Alors que nous réinventons nos modes de vie, d’étude et de travail, que nous subissons l’isolement, le stress, l’anxiété, la dépression, que nous faisons des pieds et des mains pour amoindrir au meilleur de nos capacités les impacts de la pandémie, vous refusez d’imposer les mesures difficiles, mais essentielles, pour lutter contre les changements climatiques. Ce que vous nous dites, implicitement, c’est que nos sacrifices au nom de la crise sanitaire sont réalistes et pragmatiques, mais que ceux qui sont nécessaires pour faire face à la crise climatique ne le sont pas. Comment voulez-vous que nous ne soyons pas insultés par votre approche aussi nonchalante face à nos préoccupations ?
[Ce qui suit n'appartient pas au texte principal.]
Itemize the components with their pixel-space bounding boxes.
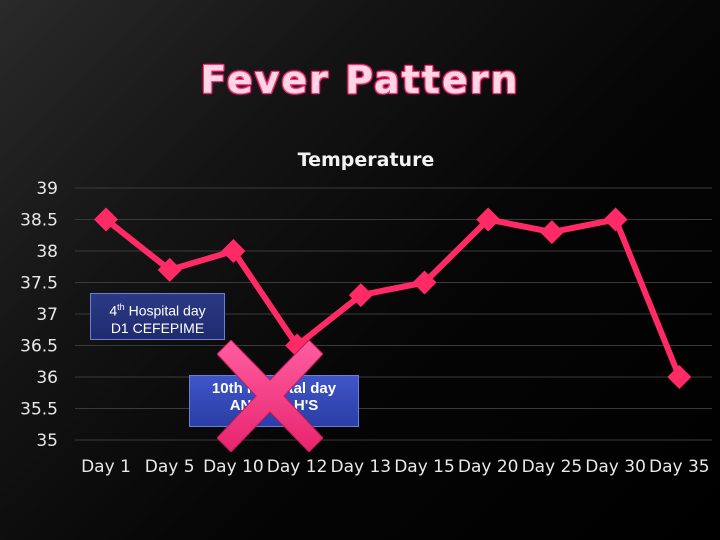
data-point [157, 257, 182, 282]
series-line-group [104, 216, 683, 379]
x-tick-label: Day 15 [394, 457, 455, 477]
data-point [221, 239, 246, 263]
data-point [348, 283, 373, 308]
callout-line2: D1 CEFEPIME [110, 319, 205, 336]
x-tick-label: Day 20 [458, 457, 519, 477]
callout-ordinal: th [117, 302, 125, 312]
slide-title: Fever Pattern [200, 58, 520, 102]
data-point [667, 365, 692, 389]
x-tick-label: Day 10 [203, 457, 264, 477]
y-tick-label: 35 [36, 431, 58, 451]
y-tick-label: 38.5 [20, 211, 58, 231]
x-tick-label: Day 13 [330, 457, 391, 477]
series-line [104, 216, 683, 379]
data-point [412, 270, 437, 295]
y-tick-label: 38 [36, 242, 58, 262]
x-tick-label: Day 5 [145, 457, 195, 477]
x-tick-label: Day 35 [649, 457, 710, 477]
callout-day-text: Hospital day [124, 302, 206, 319]
y-tick-label: 37.5 [20, 274, 58, 294]
callout-line1: 4th Hospital day [91, 299, 224, 320]
cross-mark-icon [217, 340, 323, 452]
series-points [94, 207, 692, 389]
y-tick-label: 36 [36, 368, 58, 388]
y-tick-label: 36.5 [20, 337, 58, 357]
x-tick-label: Day 12 [267, 457, 328, 477]
y-tick-label: 37 [36, 305, 58, 325]
y-tick-label: 35.5 [20, 400, 58, 420]
data-point [603, 207, 628, 232]
x-tick-label: Day 25 [522, 457, 583, 477]
y-tick-label: 39 [36, 179, 58, 199]
y-axis-ticks: 39 38.5 38 37.5 37 36.5 36 35.5 35 [20, 179, 58, 451]
callout-first-antibiotic: 4th Hospital day D1 CEFEPIME [90, 293, 225, 340]
chart-title: Temperature [298, 149, 435, 171]
x-axis-ticks: Day 1 Day 5 Day 10 Day 12 Day 13 Day 15 Day 20… [81, 457, 710, 477]
data-point [94, 207, 118, 232]
x-tick-label: Day 1 [81, 457, 131, 477]
data-point [539, 220, 564, 245]
x-tick-label: Day 30 [585, 457, 646, 477]
data-point [476, 207, 501, 232]
callout-day-number: 4 [109, 302, 118, 319]
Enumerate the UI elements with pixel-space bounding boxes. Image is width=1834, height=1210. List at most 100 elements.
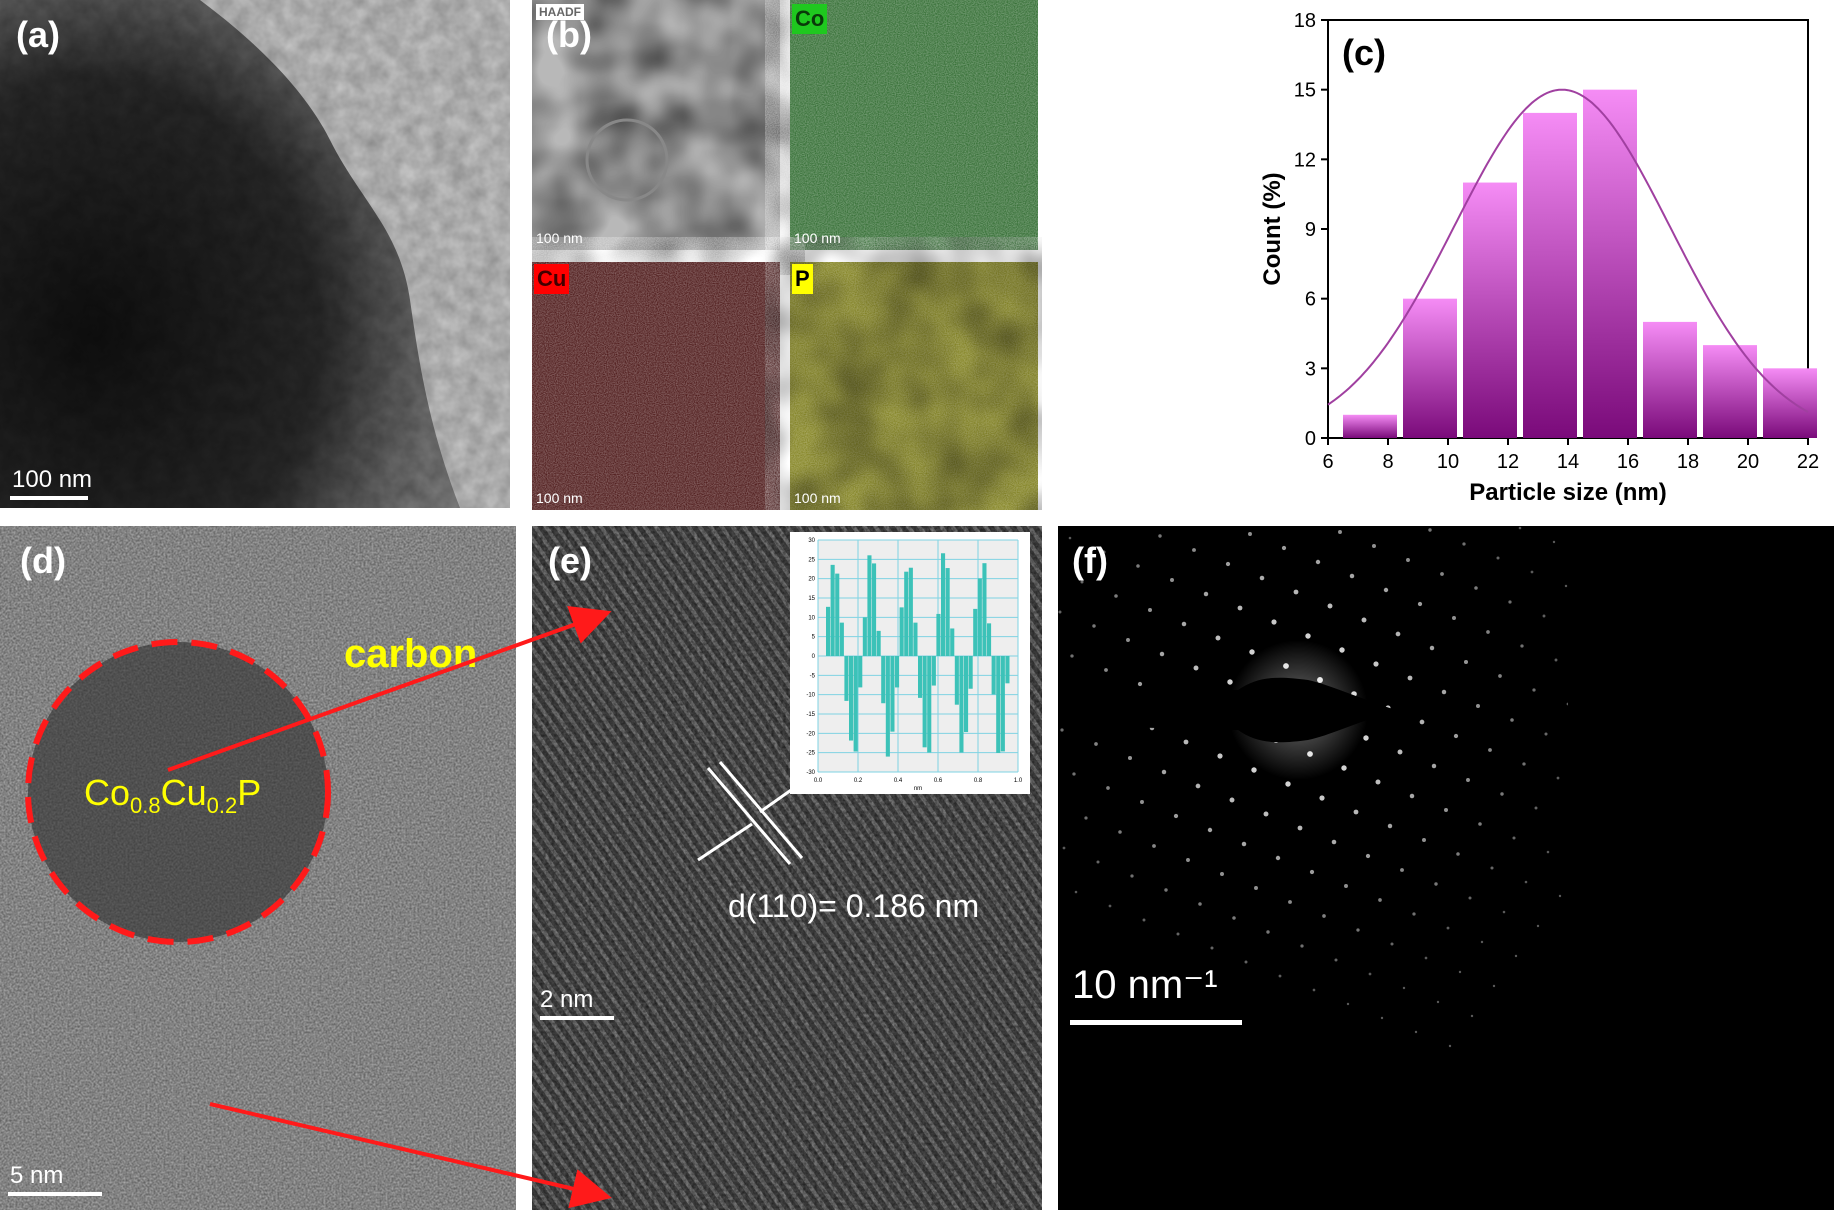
inset-profile-bar <box>954 656 959 705</box>
inset-y-tick-label: -10 <box>806 693 815 699</box>
diffraction-spot <box>1462 542 1466 546</box>
tag-p: P <box>792 264 813 294</box>
diffraction-spot <box>1556 776 1560 780</box>
inset-x-tick-label: 0.2 <box>854 778 863 784</box>
scalebar-label-f: 10 nm⁻¹ <box>1072 963 1218 1007</box>
y-tick-label: 18 <box>1294 10 1316 32</box>
diffraction-spot <box>1142 918 1146 922</box>
x-tick-label: 20 <box>1737 451 1759 473</box>
diffraction-spot <box>1436 1000 1440 1004</box>
diffraction-spot <box>1232 916 1236 920</box>
diffraction-spot <box>1300 944 1304 948</box>
scalebar-label-e: 2 nm <box>540 986 594 1013</box>
diffraction-spot <box>1266 930 1270 934</box>
inset-y-tick-label: 10 <box>808 615 815 621</box>
diffraction-spot <box>1271 619 1277 625</box>
diffraction-spot <box>1361 617 1367 623</box>
x-tick-label: 18 <box>1677 451 1699 473</box>
diffraction-spot <box>1130 874 1134 878</box>
gaussian-fit-line <box>1327 88 1809 413</box>
inset-profile-bar <box>936 613 941 656</box>
x-tick-label: 12 <box>1497 451 1519 473</box>
inset-x-tick-label: 1.0 <box>1014 778 1023 784</box>
diffraction-spot <box>1192 548 1196 552</box>
inset-y-tick-label: 30 <box>808 538 815 544</box>
diffraction-spot <box>1390 942 1394 946</box>
inset-profile-bar <box>826 606 831 656</box>
diffraction-spot <box>1375 779 1381 785</box>
inset-profile-bar <box>931 656 936 686</box>
inset-profile-bar <box>945 568 950 656</box>
p-map <box>790 262 1038 510</box>
diffraction-spot <box>1275 855 1281 861</box>
x-tick-label: 10 <box>1437 451 1459 473</box>
scalebar-label-b2: 100 nm <box>794 230 841 246</box>
inset-profile-bar <box>881 656 886 704</box>
panel-label-a: (a) <box>16 14 60 55</box>
diffraction-spot <box>1524 880 1528 884</box>
inset-profile-bar <box>941 553 946 656</box>
diffraction-spot <box>1210 946 1214 950</box>
diffraction-spot <box>1496 556 1500 560</box>
diffraction-spot <box>1173 813 1179 819</box>
diffraction-spot <box>1309 869 1315 875</box>
inset-profile-bar <box>950 628 955 656</box>
inset-profile-bar <box>885 656 890 757</box>
diffraction-spot <box>1368 972 1372 976</box>
inset-profile-bar <box>1000 656 1005 752</box>
diffraction-spot <box>1456 852 1460 856</box>
histogram-bar <box>1403 298 1457 438</box>
diffraction-spot <box>1217 753 1223 759</box>
inset-profile: 30 25 20 15 10 5 0 -5 -10 -15 -20 -25 -30 0.0 0.2 0.4 0… <box>790 532 1030 794</box>
panel-a: (a) 100 nm <box>0 0 510 508</box>
diffraction-spot <box>1407 675 1413 681</box>
diffraction-spot <box>1476 704 1480 708</box>
diffraction-spot <box>1126 638 1130 642</box>
diffraction-spot <box>1147 607 1153 613</box>
diffraction-spot <box>1349 573 1355 579</box>
diffraction-spot <box>1365 853 1371 859</box>
diffraction-spot <box>1092 624 1096 628</box>
inset-profile-bar <box>899 607 904 656</box>
scalebar-label-b3: 100 nm <box>536 490 583 506</box>
histogram-bar <box>1463 182 1517 438</box>
diffraction-spot <box>1353 809 1359 815</box>
diffraction-spot <box>1453 733 1459 739</box>
diffraction-spot <box>1220 872 1224 876</box>
inset-profile-bar <box>853 656 858 752</box>
diffraction-spot <box>1395 631 1401 637</box>
eds-maps <box>532 0 1038 510</box>
diffraction-spot <box>1227 679 1233 685</box>
diffraction-spot <box>1080 580 1084 584</box>
y-tick-label: 12 <box>1294 149 1316 171</box>
diffraction-spot <box>1514 954 1518 958</box>
scalebar-a <box>10 496 88 500</box>
inset-profile-bar <box>959 656 964 753</box>
y-axis-label: Count (%) <box>1259 172 1286 285</box>
diffraction-spot <box>1293 589 1299 595</box>
y-tick-label: 3 <box>1305 358 1316 380</box>
inset-profile-bar <box>987 623 992 656</box>
panel-e: 30 25 20 15 10 5 0 -5 -10 -15 -20 -25 -30 0.0 0.2 0.4 0… <box>532 526 1042 1210</box>
tag-co: Co <box>792 4 828 34</box>
diffraction-spot <box>1281 545 1287 551</box>
panel-c: 6 8 10 12 14 16 18 20 22 0 3 6 9 12 15 18 Particle siz… <box>1060 0 1834 510</box>
inset-profile-bar <box>982 563 987 656</box>
inset-x-tick-label: 0.8 <box>974 778 983 784</box>
x-tick-label: 14 <box>1557 451 1579 473</box>
diffraction-spot <box>1322 914 1326 918</box>
inset-profile-bar <box>849 656 854 741</box>
diffraction-spot <box>1137 681 1143 687</box>
diffraction-spot <box>1072 772 1076 776</box>
panel-label-d: (d) <box>20 540 66 581</box>
diffraction-spot <box>1102 550 1106 554</box>
formula-co: Co <box>84 772 131 813</box>
diffraction-spot <box>1498 674 1502 678</box>
diffraction-spot <box>1060 728 1064 732</box>
diffraction-spot <box>1229 797 1235 803</box>
diffraction-spot <box>1186 858 1190 862</box>
inset-xunit: nm <box>914 786 922 792</box>
diffraction-spot <box>1278 974 1282 978</box>
diffraction-spot <box>1249 649 1255 655</box>
diffraction-spot <box>1176 932 1180 936</box>
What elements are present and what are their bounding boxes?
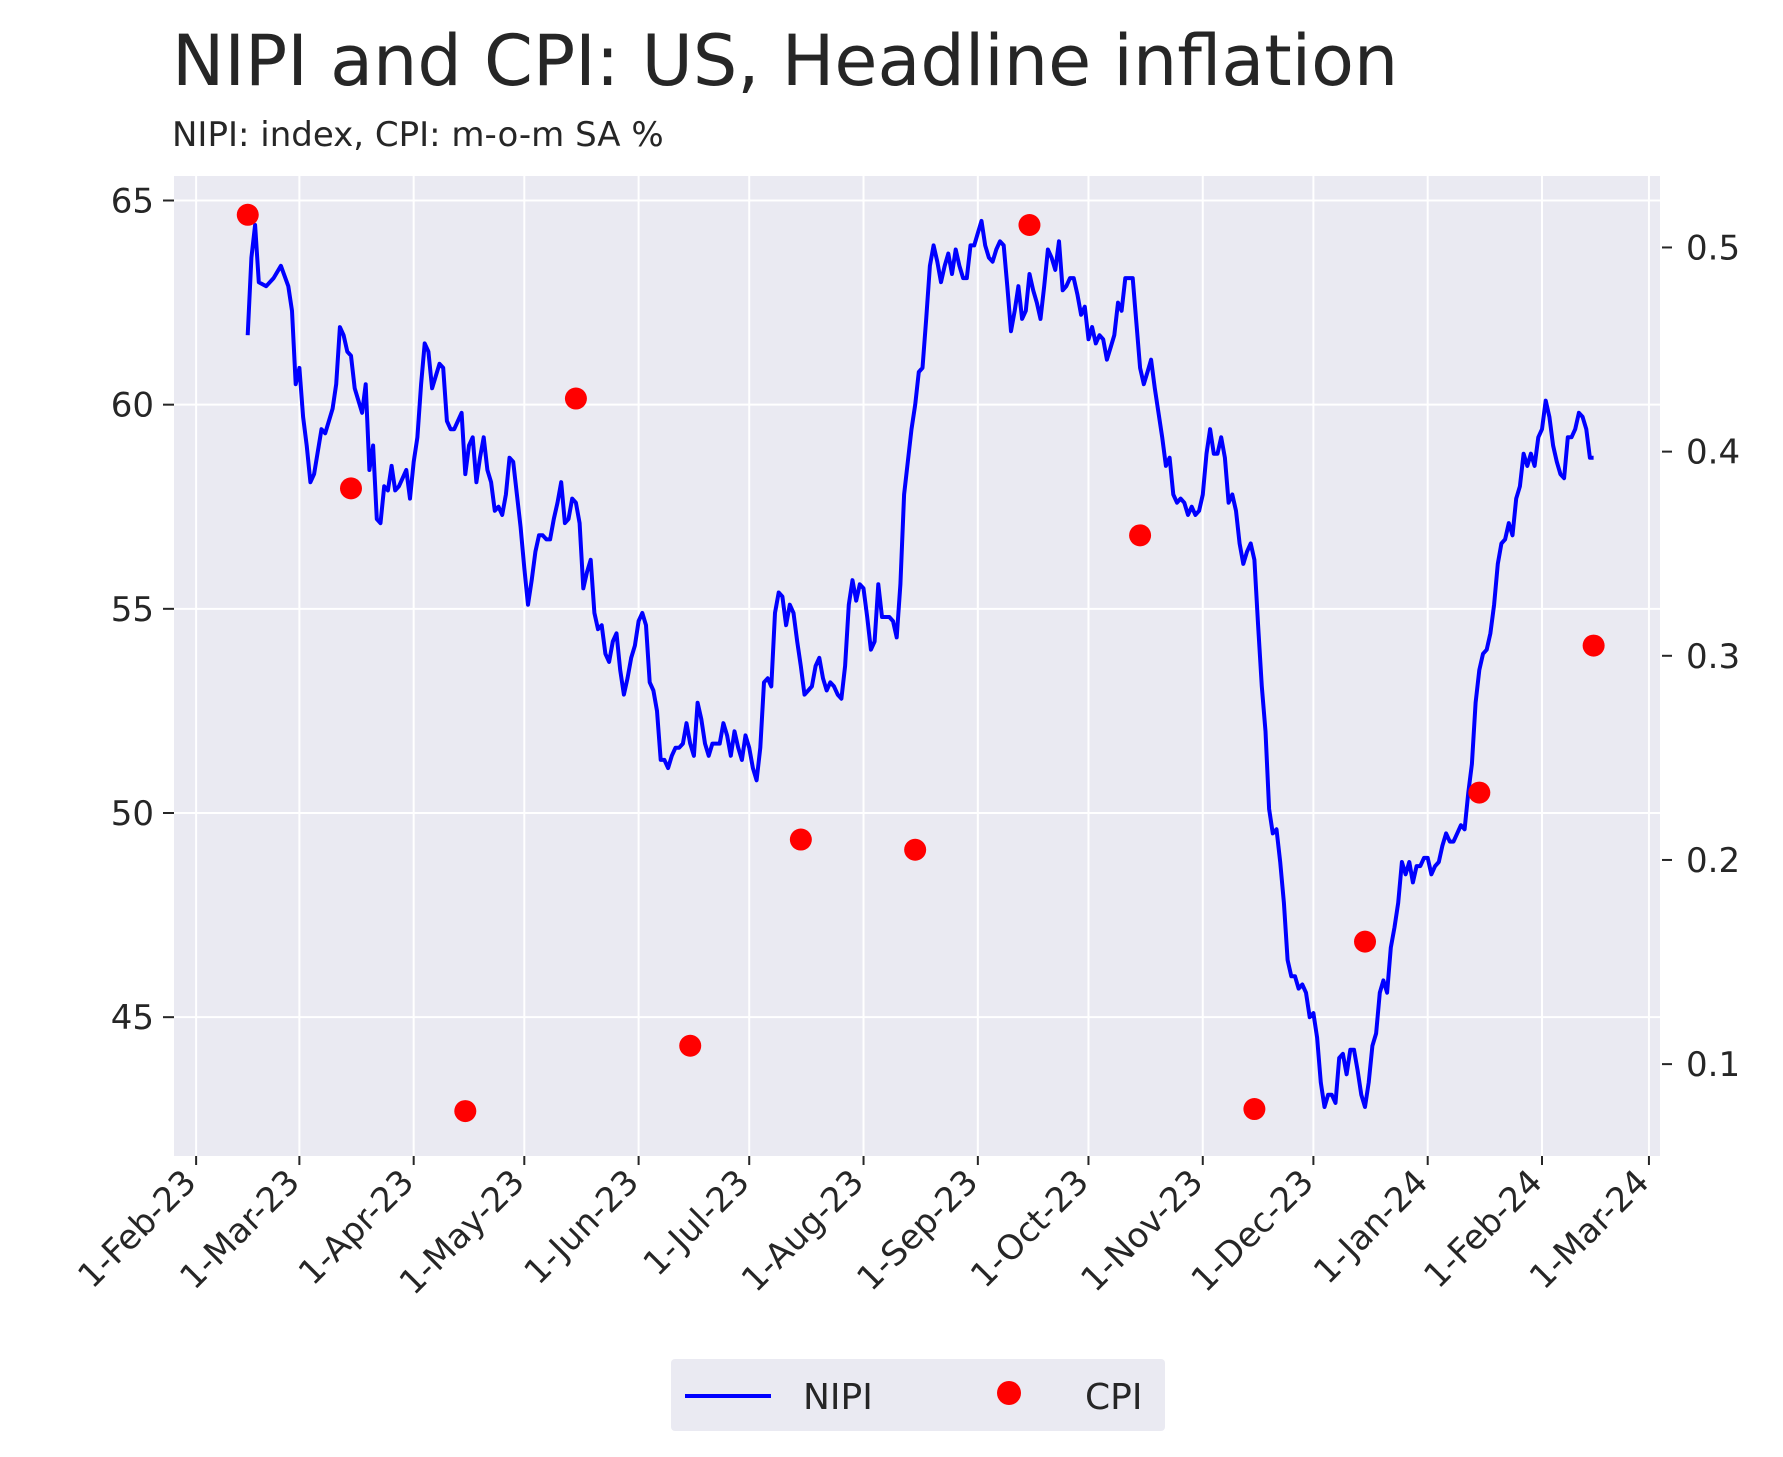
x-tick-label: 1-Jun-23	[517, 1162, 647, 1292]
y-left-tick-label: 65	[111, 182, 154, 222]
chart-title: NIPI and CPI: US, Headline inflation	[172, 20, 1399, 102]
y-left-tick-label: 60	[111, 386, 154, 426]
cpi-point	[1354, 930, 1377, 953]
cpi-point	[679, 1034, 702, 1057]
series-layer	[236, 203, 1605, 1123]
legend-nipi-label: NIPI	[803, 1377, 873, 1418]
cpi-point	[789, 828, 812, 851]
y-right-tick-label: 0.1	[1686, 1045, 1740, 1085]
y-left-tick-label: 45	[111, 998, 154, 1038]
cpi-point	[1582, 634, 1605, 657]
y-left-tick-label: 55	[111, 590, 154, 630]
cpi-point	[236, 203, 259, 226]
nipi-line	[245, 218, 1594, 1109]
cpi-point	[1018, 214, 1041, 236]
x-tick-label: 1-Dec-23	[1184, 1162, 1322, 1300]
legend-box	[671, 1359, 1165, 1431]
cpi-point	[1129, 524, 1152, 547]
x-tick-label: 1-Aug-23	[734, 1162, 872, 1300]
y-left-tick-label: 50	[111, 794, 154, 834]
y-right-tick-label: 0.5	[1686, 228, 1740, 268]
legend-cpi-swatch	[997, 1381, 1021, 1405]
gridlines	[174, 176, 1660, 1156]
legend-cpi-label: CPI	[1085, 1377, 1142, 1418]
plot-area	[174, 176, 1660, 1156]
cpi-point	[454, 1100, 477, 1123]
y-right-tick-label: 0.2	[1686, 841, 1740, 881]
cpi-point	[564, 387, 587, 410]
x-tick-label: 1-Sep-23	[849, 1162, 986, 1299]
cpi-point	[339, 477, 362, 500]
legend: NIPI CPI	[671, 1359, 1165, 1431]
cpi-point	[1468, 781, 1491, 804]
cpi-point	[1243, 1098, 1266, 1121]
cpi-point	[904, 838, 927, 861]
chart-subtitle: NIPI: index, CPI: m-o-m SA %	[172, 115, 664, 155]
y-right-tick-label: 0.4	[1686, 433, 1740, 473]
x-tick-label: 1-Jan-24	[1306, 1162, 1436, 1292]
y-right-tick-label: 0.3	[1686, 637, 1740, 677]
Nous nous soucions du bien-être de notre société. Nous voulons faire notre possible pour limiter la propagation de la COVID-19. Or, à mesure que vous continuez à vous moquer de nous aussi éhontément, notre volonté en ce sens ne peut que s’amenuiser et laisser place au cynisme. Après tout, comment peut-on respecter un gouvernement qui n’a que faire de notre avenir ? Alors que vous comptez sur notre solidarité dans la lutte contre la COVID-19, la moindre des choses serait de faire preuve à votre tour de solidarité envers nos préoccupations, de cesser de politiser les mesures requises pour assurer notre survie et de faire de la lutte contre les changements climatiques une véritable priorité.


*Charles-Émile Fecteau est étudiant au doctorat en chimie et au certificat en philosophie à l’Université Laval. Ce texte a été écrit en collaboration avec d’autres, et plus de 1000 jeunes l’ont approuvé.